Когда ее вызвали в Болонью, где под руководством А. В. Луначарского была основана 2-я партийная русская школа в Италии, она отводила место в своих впечатлениях моему сборнику средневековых новелл «Сказания о любви». Писала: «Я в Болонье... Живу в отеле, переделанном из старого палаццо времен Возрождения. И кругом точно беззвучно мелькают твои героини. Так и кажется, что по этой высокой мраморной лестнице, шурша тяжелыми шелками, начнет спускаться Монна с золотистым кудрями и жемчужной фероньеркой на лбу, а в темном коридорчике, куда выходит моя дверь, пробегают легкой детской походкой пажики в бархатных беретах. И хочется, чтобы ты была здесь... О, я уверена, что в этой атмосфере, насыщенной грезами прошлого, ты бы написала еще новеллу, ты бы вдохновилась красотой пережитого — как бы умершего и все же живого, для тех, кто умеет слышать отзвуки минувшего. В этом палаццо, где сейчас чинно, скучая, просматривают газеты американцы и жирные немцы, — отчего я так настойчиво о тебе думаю и точно чувствую тебя?.. Ты хочешь знать, как я попала сюда? В Болонье, в русской колонии, надо прочесть цикл лекций. Но все это конспиративно — не говори другим, где я, по ряду соображений. Уехала несколько неожиданно, не успела опомниться — и вместо уютного, чуть-чуть пресного Груневальда я в Италии! Закутанные в плащи фигуры, думаешь — Ринальдо Ринальдини, а на деле просто рабочие... Палаццо, аркады, вообще хорошо!»

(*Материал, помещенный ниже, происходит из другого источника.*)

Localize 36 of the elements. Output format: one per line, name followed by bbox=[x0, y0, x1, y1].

Она действительно умела слышать и видеть, и оборачиваясь в минувшее, и глядя в будущее. Ее богатая фантазия озаряла ее серьезную работу и делала ее легкой и крылатой. Недаром она говорила: «Люди без фантазии скучны и ничего не могут сделать».

Она пишет мне из Копенгагена, где она участвовала в Международном Социалистическом конгрессе как представительница от русских текстильщиц и где был впервые установлен Женский Международный день 8 Марта. Несмотря на интерес к Съезду и к работе — город не удовлетворял ее, и ей приходилось, по ее выражению, «сживаться с копенгагенской серостью... если с ней вообще можно сжиться. Так хочется уйти из этого непривлекательного города, немецкой безвкусной дешевки, невероятного количества старух, безвкусно тяжелой сладкой пищи. Супы неизменно сладкие, а на последнее — рыба, таков здесь обычай». Налет мещанства всегда был чужд ей. Англия была ближе ей. Она поехала туда с намерением вплотную засесть за свою книгу.

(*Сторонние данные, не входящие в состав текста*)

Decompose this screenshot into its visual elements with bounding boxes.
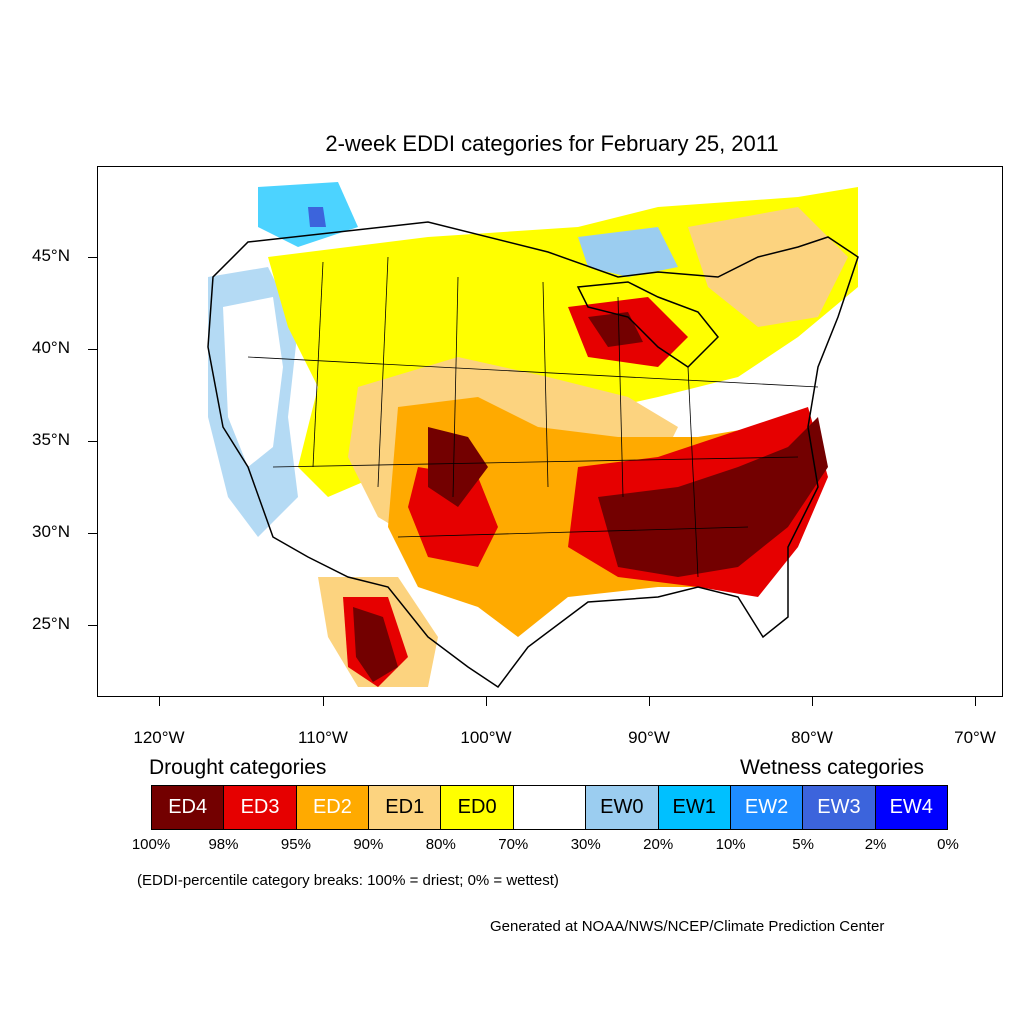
break-label: 30% [570, 836, 601, 853]
lat-tick [88, 441, 97, 442]
lat-label: 25°N [32, 614, 70, 633]
lon-label: 120°W [133, 728, 185, 747]
legend-swatch: ED4 [152, 786, 225, 829]
lon-tick [486, 697, 487, 706]
ed4-region-mexico [353, 607, 398, 682]
ew1-patch-northwest [258, 182, 358, 247]
us-outline [207, 221, 859, 689]
break-label: 70% [498, 836, 529, 853]
state-boundaries [247, 256, 819, 578]
ed3-region-plains [408, 467, 498, 567]
lon-label: 100°W [460, 728, 512, 747]
eddi-map [97, 166, 1003, 697]
ed4-region-greatlakes [588, 312, 643, 347]
lat-tick [88, 257, 97, 258]
break-label: 100% [131, 836, 171, 853]
break-label: 0% [937, 836, 959, 853]
great-lakes [576, 281, 720, 368]
ed4-region-south [598, 417, 828, 577]
wetness-heading: Wetness categories [740, 756, 925, 779]
category-note: (EDDI-percentile category breaks: 100% =… [137, 872, 559, 889]
legend-swatch: EW2 [730, 786, 804, 829]
legend-swatch [513, 786, 587, 829]
lon-label: 80°W [791, 728, 833, 747]
lat-label: 45°N [32, 246, 70, 265]
ed4-region-plains [428, 427, 488, 507]
ew0-patch-north [578, 227, 678, 277]
break-label: 20% [643, 836, 674, 853]
break-label: 80% [425, 836, 456, 853]
eddi-map-canvas [207, 177, 868, 689]
lat-tick [88, 349, 97, 350]
legend-swatch: EW3 [803, 786, 876, 829]
lat-tick [88, 625, 97, 626]
legend-swatch: ED2 [296, 786, 370, 829]
break-label: 95% [280, 836, 311, 853]
lat-label: 40°N [32, 338, 70, 357]
legend-swatch: EW4 [875, 786, 947, 829]
ed1-region-ne [688, 207, 848, 327]
break-label: 2% [864, 836, 887, 853]
credit-line: Generated at NOAA/NWS/NCEP/Climate Predi… [490, 918, 885, 935]
map-title: 2-week EDDI categories for February 25, … [325, 131, 779, 156]
legend-swatch: EW0 [586, 786, 659, 829]
lon-label: 90°W [628, 728, 670, 747]
lon-tick [159, 697, 160, 706]
lon-tick [975, 697, 976, 706]
break-label: 10% [715, 836, 746, 853]
lat-label: 30°N [32, 522, 70, 541]
lon-tick [812, 697, 813, 706]
category-legend: ED4 ED3 ED2 ED1 ED0 EW0 EW1 EW2 EW3 EW4 [151, 785, 948, 830]
lat-tick [88, 533, 97, 534]
break-label: 90% [353, 836, 384, 853]
west-white-region [223, 297, 283, 467]
lon-tick [649, 697, 650, 706]
legend-swatch: ED0 [441, 786, 514, 829]
legend-swatch: ED1 [369, 786, 442, 829]
lon-label: 70°W [954, 728, 996, 747]
lon-tick [323, 697, 324, 706]
legend-swatch: EW1 [658, 786, 731, 829]
lon-label: 110°W [298, 728, 348, 747]
ew3-patch [308, 207, 326, 227]
break-label: 98% [208, 836, 239, 853]
lat-label: 35°N [32, 430, 70, 449]
drought-heading: Drought categories [149, 756, 327, 779]
legend-swatch: ED3 [224, 786, 297, 829]
break-label: 5% [792, 836, 814, 853]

«Может быть, потому, что я сама себя заперла на ключ — и ключик спрятала, — не позволяла я себе роскошь даже много в мыслях гостить у тех, кого люблю — все силы, все мысли отдавала работе. Как много моя книга требует усидчивости! Терпения, воли — и еще вот такой работы по 8-9 часов в день — на два месяца! Но ворвалась смерть Бебеля, всколыхнула. Пришлось отбросить книгу, спешно писать статьи, говорить на митингах, и т. д. Особенно интересен был митинг на Трафальгар-сквере, где я говорила с колонны, кругом знамена, красиво, настроение повышенное. И люди — одна прелесть».

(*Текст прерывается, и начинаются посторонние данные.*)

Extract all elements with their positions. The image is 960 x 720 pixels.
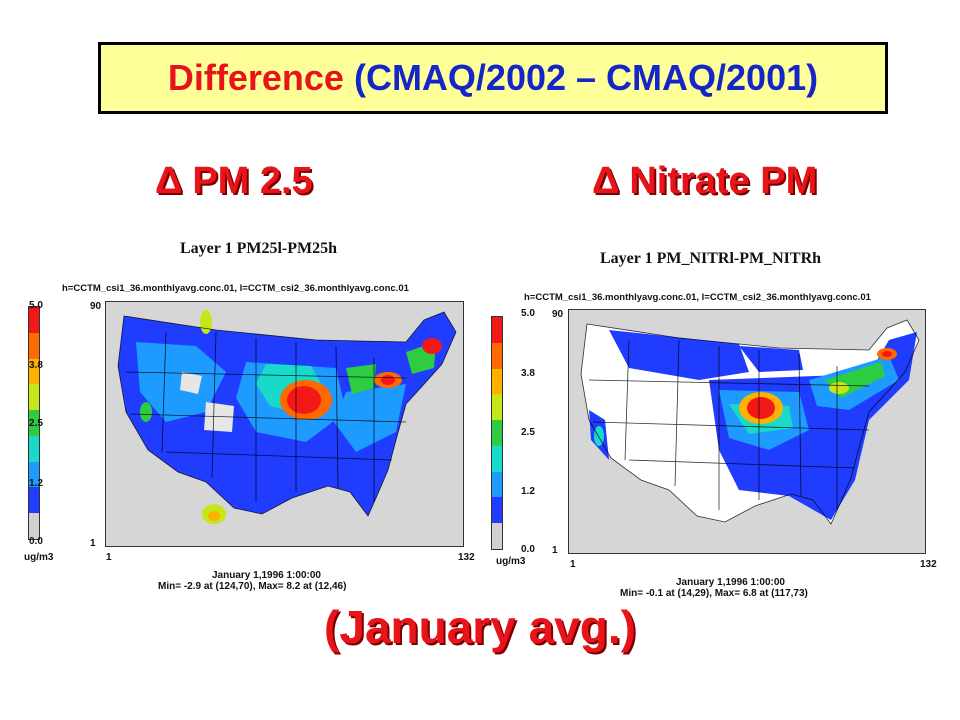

«Пока в вагоне, перед Берлином, этот кратенький привет. Своей поездкой по Швеции я не только довольна — нет, это нечто большее. Она дала мне громадное моральное удовлетворение, так как я осязательно чувствовала, что являюсь опорой для молодого радикального течения в Швеции (общесоциалистического, не женского), но и женщинам что-то дала. Вся поездка — это какой-то золотой сон. Ни одной моральной тени. Это так редко бывает в жизни. Правда, физические неудобства, усталость — все это было, но зато искупалось радушием, теплом, вниманием и всем, что меня окружало. Могло бы вскружить голову, если бы я была моложе и меньше знала жизнь. Было много и чисто внешнего успеха. Моя первомайская речь комментировалась всеми газетами и особенно волновала консерваторов. Но быть „временной знаменитостью“ тоже имеет свои неудобства. Сегодня на пароходе все меня знали, еще бы — стоя на трибуне. Прилагаю снимок: премьер-министр и... я — два полюса 1-го Майского дня! Проводы толпы с криками „Александра Коллонтай Хох! Хох! Хох! Хох!“ (4 раза, заметь: так полагается в Швеции)».

Одним словом, все как полагается. И вот на пароходе качка: «русская агитаторша» борется с приступом морской болезни, наконец срывается с места, а пассажиры бегут смотреть — что она будет делать!